This week I had a data set with Swiss postcodes (Postleitzahl; PLZ), and wanted to use this information to create a variable on the respondent’s canton. It turned out slightly less trivial than I thought.
Finding a list of postcodes with the canton indicated wasn’t difficult. I quickly realized, though, that the relationship between Swiss postcodes and cantons isn’t straightforward: 1000:1197 are in the canton of Vaud, 1200:1258 in the canton of Geneva, then back to Vaud, etc.

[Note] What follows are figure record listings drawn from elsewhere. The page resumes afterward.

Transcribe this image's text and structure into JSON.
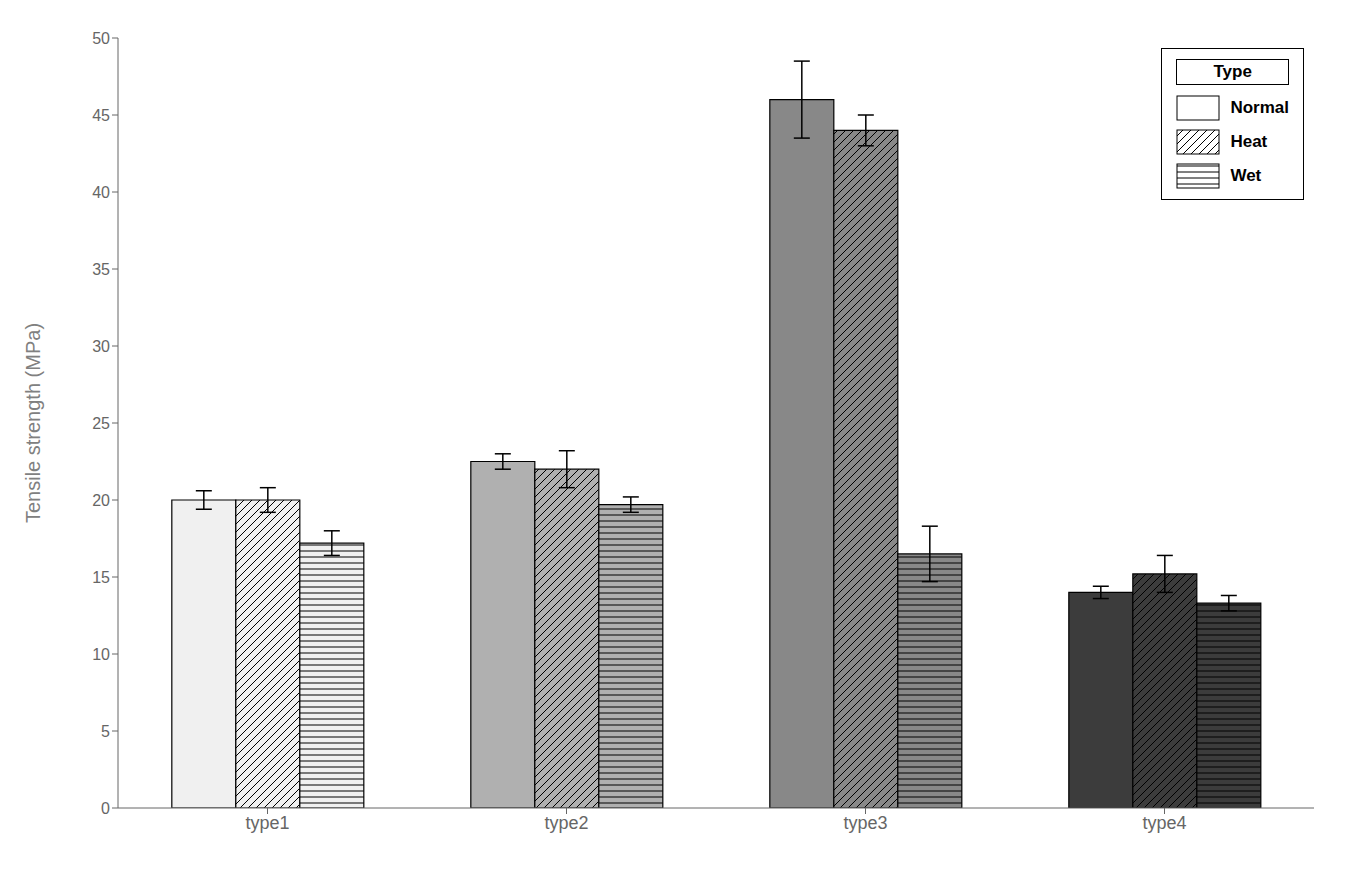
{
  "chart_data": {
    "type": "bar",
    "categories": [
      "type1",
      "type2",
      "type3",
      "type4"
    ],
    "series": [
      {
        "name": "Normal",
        "values": [
          20.0,
          22.5,
          46.0,
          14.0
        ],
        "errors": [
          0.6,
          0.5,
          2.5,
          0.4
        ],
        "colors": [
          "#f0f0f0",
          "#b0b0b0",
          "#888888",
          "#3c3c3c"
        ]
      },
      {
        "name": "Heat",
        "values": [
          20.0,
          22.0,
          44.0,
          15.2
        ],
        "errors": [
          0.8,
          1.2,
          1.0,
          1.2
        ],
        "colors": [
          "#f0f0f0",
          "#b0b0b0",
          "#888888",
          "#3c3c3c"
        ]
      },
      {
        "name": "Wet",
        "values": [
          17.2,
          19.7,
          16.5,
          13.3
        ],
        "errors": [
          0.8,
          0.5,
          1.8,
          0.5
        ],
        "colors": [
          "#f0f0f0",
          "#b0b0b0",
          "#888888",
          "#3c3c3c"
        ]
      }
    ],
    "ylabel": "Tensile strength (MPa)",
    "ylim": [
      0,
      50
    ],
    "yticks": [
      0,
      5,
      10,
      15,
      20,
      25,
      30,
      35,
      40,
      45,
      50
    ],
    "legend_title": "Type",
    "legend": "upper right",
    "grid": false
  }
}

Once we get to 1290, it becomes obvious that it’s even more complicated than that: the same postcode is used for municipalities in two different cantons.
Since the relationship between postcode and canton is quite messy, I decided to simply use a table to lookup; I was looking for a quick solution, not necessarily an elegant one.
It turns out, there are just 12 postcodes not clearly assignable to a single canton. I looked more closely, and in most cases, the situation on the ground is a town or village in one canton, with a hamlet across the cantonal border. I assigned these to the larger settlement.
The R-code is available on github as a simple function that can be loaded using
source(), but essentially it’s a large table and a loop with a single line to match postcode and canton. All the ambiguous cases are clearly identified, making it easy to filter them out (e.g. a “NA” category).